また、アスカのようにプライドが高く、負けず嫌いだった人がライバルに負けてしまうと、「自分なんか存在価値がない」と思ってしまうものです。非常に些細なことであるにも関わらず、自分の存在価値を否定したり、自傷行為に及んだりしてしまうこともあります。
このように、エヴァのキャラクターと患者さんを照らし合わせると、さまざまな共通点がありますね。
碇シンジは幸せになれるのか
サブタイトルの行方
(編集部)先生はこれから公開される『シン・エヴァンゲリオン劇場版:||』にどんな展開を期待されますか?
(溝部先生)新劇場版エヴァンゲリオンは4部作です。今まで公開されている3つの作品にはサブタイトルが付随しています。
「序」は“YOU ARE (NOT) ALONE.” 「あなたはひとりぼっち(じゃない)」
「破」は“YOU CAN (NOT) ADVANCE.” 「あなたは成長できる(できない)」
「Q」は“YOU CAN (NOT) REDO.” 「あなたはやりなおせる(やりなおせない)」
以上がそれぞれの映画のサブタイトルです。
「序」では、劇中でさまざまな出会いがあり、“YOU ARE NOT ALONE.”が達成されています。
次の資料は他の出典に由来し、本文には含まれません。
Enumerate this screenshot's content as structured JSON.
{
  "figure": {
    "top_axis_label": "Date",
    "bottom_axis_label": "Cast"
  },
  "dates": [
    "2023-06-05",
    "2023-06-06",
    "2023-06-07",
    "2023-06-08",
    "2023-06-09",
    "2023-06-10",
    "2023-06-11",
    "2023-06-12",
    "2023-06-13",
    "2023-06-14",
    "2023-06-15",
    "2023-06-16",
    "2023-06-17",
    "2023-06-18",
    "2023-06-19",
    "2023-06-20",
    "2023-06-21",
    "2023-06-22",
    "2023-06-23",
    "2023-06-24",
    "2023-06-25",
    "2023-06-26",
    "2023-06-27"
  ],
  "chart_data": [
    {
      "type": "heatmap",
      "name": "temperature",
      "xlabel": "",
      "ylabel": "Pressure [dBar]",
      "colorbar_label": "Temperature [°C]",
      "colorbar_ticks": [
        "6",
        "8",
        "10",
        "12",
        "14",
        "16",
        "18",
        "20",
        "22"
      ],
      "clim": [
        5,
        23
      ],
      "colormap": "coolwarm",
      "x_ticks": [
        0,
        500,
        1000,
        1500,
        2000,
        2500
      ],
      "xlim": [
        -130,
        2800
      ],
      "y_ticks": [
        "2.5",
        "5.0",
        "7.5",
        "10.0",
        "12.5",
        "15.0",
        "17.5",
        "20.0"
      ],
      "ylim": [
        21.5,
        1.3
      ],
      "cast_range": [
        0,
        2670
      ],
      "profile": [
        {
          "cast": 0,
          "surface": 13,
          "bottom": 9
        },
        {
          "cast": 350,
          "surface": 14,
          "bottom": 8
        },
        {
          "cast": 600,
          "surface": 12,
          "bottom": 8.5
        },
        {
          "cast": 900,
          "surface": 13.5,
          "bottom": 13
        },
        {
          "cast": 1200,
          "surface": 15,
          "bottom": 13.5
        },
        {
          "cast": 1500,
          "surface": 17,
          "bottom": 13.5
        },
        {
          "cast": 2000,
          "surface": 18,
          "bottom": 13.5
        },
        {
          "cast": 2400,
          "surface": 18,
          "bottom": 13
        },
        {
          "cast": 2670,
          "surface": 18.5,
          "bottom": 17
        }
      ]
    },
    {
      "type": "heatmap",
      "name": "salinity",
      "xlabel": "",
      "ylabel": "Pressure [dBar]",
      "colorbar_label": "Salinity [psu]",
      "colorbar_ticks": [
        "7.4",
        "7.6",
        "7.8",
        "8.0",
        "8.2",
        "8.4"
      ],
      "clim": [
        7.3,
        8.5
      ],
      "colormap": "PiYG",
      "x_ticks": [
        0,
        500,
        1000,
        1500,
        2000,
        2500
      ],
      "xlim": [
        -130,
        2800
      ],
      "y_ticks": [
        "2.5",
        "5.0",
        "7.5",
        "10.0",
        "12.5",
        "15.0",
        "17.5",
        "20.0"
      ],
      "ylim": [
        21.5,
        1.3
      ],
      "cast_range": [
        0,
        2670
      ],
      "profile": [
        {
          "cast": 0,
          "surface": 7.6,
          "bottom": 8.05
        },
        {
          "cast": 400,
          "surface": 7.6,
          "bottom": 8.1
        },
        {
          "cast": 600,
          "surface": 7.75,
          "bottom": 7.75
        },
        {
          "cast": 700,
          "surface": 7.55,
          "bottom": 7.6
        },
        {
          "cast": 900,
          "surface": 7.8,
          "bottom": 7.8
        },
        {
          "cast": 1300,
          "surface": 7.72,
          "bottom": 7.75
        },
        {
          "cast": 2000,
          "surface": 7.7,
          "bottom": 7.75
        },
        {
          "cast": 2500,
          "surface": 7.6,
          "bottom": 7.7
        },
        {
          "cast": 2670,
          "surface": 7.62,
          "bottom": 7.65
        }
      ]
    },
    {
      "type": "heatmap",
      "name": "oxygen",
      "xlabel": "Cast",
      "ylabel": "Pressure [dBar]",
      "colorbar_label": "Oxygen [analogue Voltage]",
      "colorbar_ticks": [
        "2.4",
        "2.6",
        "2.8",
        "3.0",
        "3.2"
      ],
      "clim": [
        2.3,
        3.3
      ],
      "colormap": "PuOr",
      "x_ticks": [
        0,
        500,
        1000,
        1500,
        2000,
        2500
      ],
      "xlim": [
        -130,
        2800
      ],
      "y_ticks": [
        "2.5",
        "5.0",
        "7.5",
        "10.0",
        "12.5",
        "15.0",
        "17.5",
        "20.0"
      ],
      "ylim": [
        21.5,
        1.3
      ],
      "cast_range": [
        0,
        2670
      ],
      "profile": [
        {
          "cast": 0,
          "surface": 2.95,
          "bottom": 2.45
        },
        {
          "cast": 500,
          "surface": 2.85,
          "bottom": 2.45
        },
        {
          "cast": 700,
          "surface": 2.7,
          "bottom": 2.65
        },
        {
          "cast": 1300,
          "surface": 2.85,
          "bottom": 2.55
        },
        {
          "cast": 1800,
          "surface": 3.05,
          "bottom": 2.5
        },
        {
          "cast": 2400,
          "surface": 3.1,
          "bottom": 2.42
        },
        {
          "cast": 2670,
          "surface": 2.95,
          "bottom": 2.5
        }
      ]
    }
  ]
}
「破」では、傷つくことを恐れ回避傾向にあったシンジが、自らの殻を破るようなシーンが描かれているので、“YOU CAN ADVANCE.”のストーリーです。しかし「Q」では、シンジの選択が人類滅亡の危機を招く引き金となってしまい、取り返しがつかなくなってしまいます。よって“YOU CAN NOT REDO.”のストーリーだったといえるでしょう。
エヴァンゲリオンの公式サイトを見ると、『さらば、全てのエヴァンゲリオン。』という言葉が、線路上に立つシンジのイラストと共に添えられています。シンジの目線の先には分岐する線路が続いています。そして、4作品目も先ほどのようなサブタイトルが付くと予想しています。それは、“YOU CAN (NOT) BE HAPPY. ”などは如何でしょう。何故ならエヴァンゲリオンのメインテーマは『碇シンジは幸せになれるのか否か』という単純なものであると私は考えているからです。同時に、「個別の生命」vs「永遠の生命」という壮大なテーマもあるのですが、これを語りだすと紙面がいくらあっても足らなくなりますので興味のある方は、「追手門学院大学地域支援心理研究センター紀要14号(2017年度)」をご一読ください。
映画の公開は延期になってしまいましたが、サブタイトルの答え合わせだけでなく、キャラクターたちがどのように成長していくのか、精神科医、心理学者、そして一ファンとしても、公開を心待ちにしています。
まとめ
個性的なキャラクターが登場するエヴァンゲリオン。専門的な知見から作品を考察することで、現代の悩める若者の姿をより深く理解することもできました。『シン・エヴァンゲリオン劇場版:||』は近日公開予定ということで、キャラクターたちの性格やサブタイトルの意味も踏まえて鑑賞すると、より面白いかもしれません。